Sounds simple enough, but I find this to be difficult- especially if people like being treated different ways. I for one rather enjoy being politely avoided by strangers. I don’t know you? Smile and move on.

The simple version of why this saying is flawed: people like different things.

One lady might like it when a strangers come up to her and talk about how lovely the day is; I don’t. Now, we’re in a pickle. I politely oblige to participate in her nonsensical musings, hating every bit of this interaction. While she continues, not quite convinced of my fake cheer. Both of us, leaving the interaction disappointed and annoyed.

Yet, sometimes I wonder if people actually truly adhere to this “rule”.

Miss, is it entertaining for you to smile then be met with a frown from an on coming person?

Ma’am, do you like it when someone is tailgating you, then abruptly cuts you off only to drive slow?

Sir, do you find it enjoyable when someone says unsolicited dirty things to you, that do not titillate, but instead disgust and insults?

Lady, you must really like it when someone says backhanded compliments about your body.

My default mechanism, goes directly to the fact that I pack a three discrimination punch- and more times than not, I’m probably right. I think most people apply the golden rule to people who are like them (a part of their pack… if you follow the blog… winky-winky), making an excuse to NOT treat people who aren’t, let’s say… on their level, with the type of respect they desire.

“Oh, he’s in his early 20s, he doesn’t know better, whatever…”

It also goes in reverse, we give more respect than we would ever expect for ourselves to those whom we aspire to emulate.

Instead of hoping for the world to one day magically turn around into a land of polite happiness… I end up wishing bad on a large sum of these people. I imagine throwing rotting apples at bad drivers, I secretly will assholes at the job to trip and fall, and I make up snappy comebacks to rude comments. Unfortunately, my inner vigilante is wasted, because all of these scenarios demand conflict.

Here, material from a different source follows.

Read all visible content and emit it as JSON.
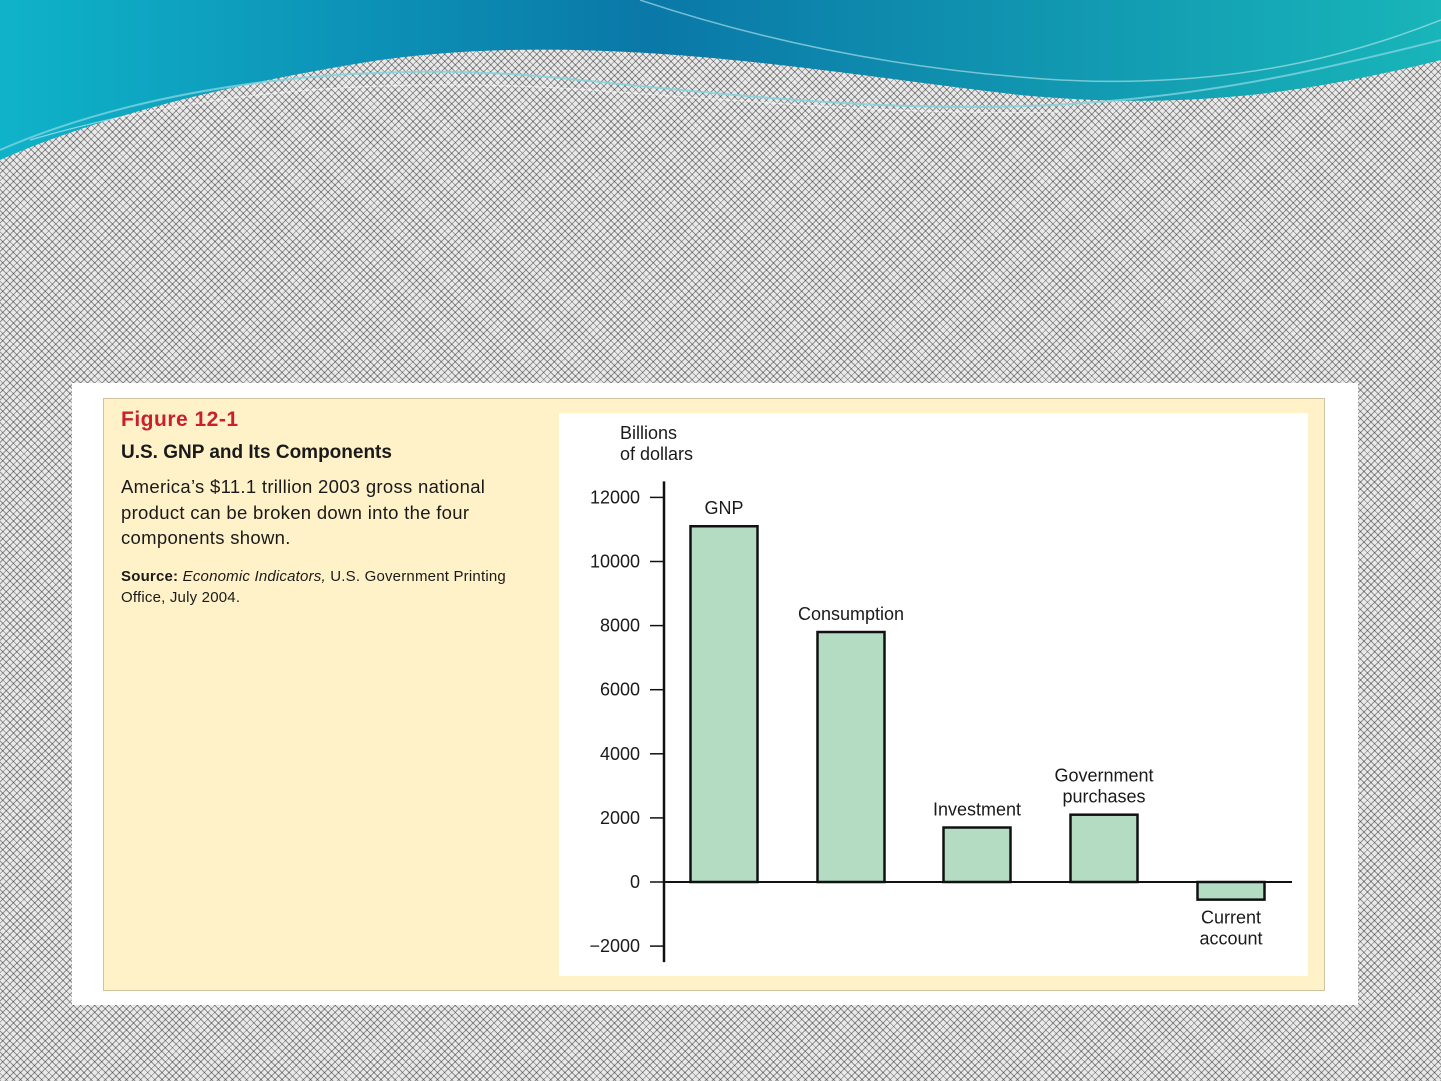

The easiest way to ruin Polite Avoidance Soup is to stir the pot… maybe it’s time I fuck up a batch or two.

Mar 1

I was catching up with an amazing college buddy recently, and like good friends generally do, we got off the normal conversation path of “so what have you been up to?” and diverged into a wild range of topics, one being equal rights. She was amazed how many minorities didn’t agree with gay marriage, mostly because of the mirrored marriage laws that were applied to minorities in the not-so-distant past. She asked my opinion, and I agreed that it was incredibly disappointing that people would want to impose the same type of oppression on another group- but unlike my friend, I was not shocked.

Simply put, humans suffer from pack mentality.

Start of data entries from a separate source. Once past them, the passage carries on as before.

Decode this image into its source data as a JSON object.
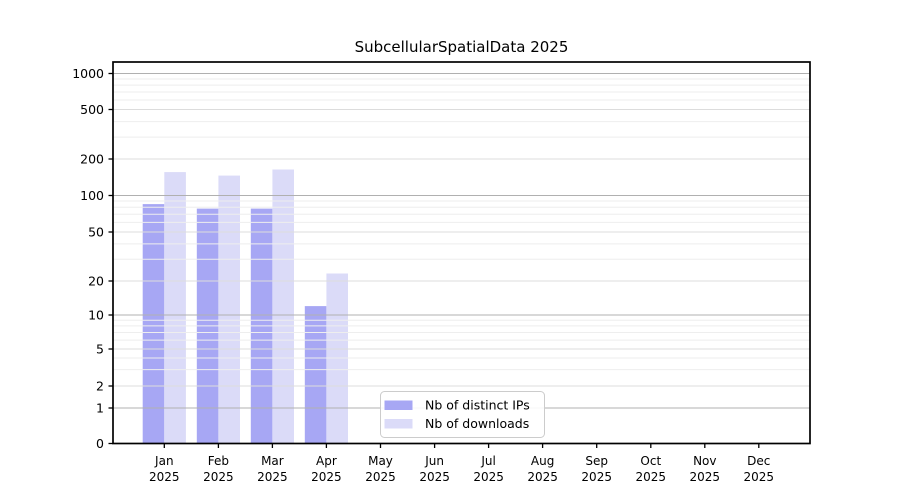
{
  "chart_data": {
    "type": "bar",
    "title": "SubcellularSpatialData 2025",
    "categories": [
      "Jan 2025",
      "Feb 2025",
      "Mar 2025",
      "Apr 2025",
      "May 2025",
      "Jun 2025",
      "Jul 2025",
      "Aug 2025",
      "Sep 2025",
      "Oct 2025",
      "Nov 2025",
      "Dec 2025"
    ],
    "series": [
      {
        "name": "Nb of distinct IPs",
        "color": "#a7a7f4",
        "values": [
          85,
          78,
          78,
          12,
          null,
          null,
          null,
          null,
          null,
          null,
          null,
          null
        ]
      },
      {
        "name": "Nb of downloads",
        "color": "#dbdbf8",
        "values": [
          156,
          146,
          164,
          23,
          null,
          null,
          null,
          null,
          null,
          null,
          null,
          null
        ]
      }
    ],
    "yticks": [
      0,
      1,
      2,
      5,
      10,
      20,
      50,
      100,
      200,
      500,
      1000
    ],
    "yscale": "symlog",
    "ylim": [
      0,
      1450
    ],
    "xlabel": "",
    "ylabel": "",
    "grid": true,
    "grid_over_bars": true,
    "legend_position": "inside-bottom-center",
    "colors": {
      "axis": "#000000",
      "grid_major": "#b0b0b0",
      "grid_mid": "#dcdcdc",
      "grid_minor": "#eeeeee",
      "legend_border": "#cccccc",
      "legend_background": "#ffffff"
    }
  }
}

Religion, tribes, groups, teams, clubs, ethnicity, race, family, clan, friends, fraternities, sororities, etc.

Call it what you will, but it all boils down to one thing: A Pack.

Back in the day when humans were just glorified gorillas out in the bush- the only natural protection we had was our disgusting tasting meat, and our gigantic brains… and like the phrase goes, two brains are better than one. So, it only made sense that humans joined together to create safety in numbers, creating packs. Since humans were built so smart, we quickly learned how to eliminate all natural predators. Just like a bored housewife, humans started to create their own drama to help stimulate these giant brains which were formed as a defense mechanism.

Dude, my pack is hella cooler than your pack.

Which essentially is the center of all human related conflict.

The Olympics? A friendly my pack is cooler than your pack.

Middle East Conflict? A long, bloody, and sad version of my pack is cooler than your pack.

No matter how you slice it, people are constantly trying to belong to one group and push away from another, and it’s usually due to the most inane reasons:

That pack doesn’t look like me. That pack worships something I don’t. That pack has different relationships than I do. That pack didn’t live where I lived. That pack doesn’t eat the food that I do. That pack listens different music than I do. That pack is louder than I am. That pack. That pack. That pack. That pack.

If our brains weren’t developed for defense in our primal years, I think human relationships would be incredibly different.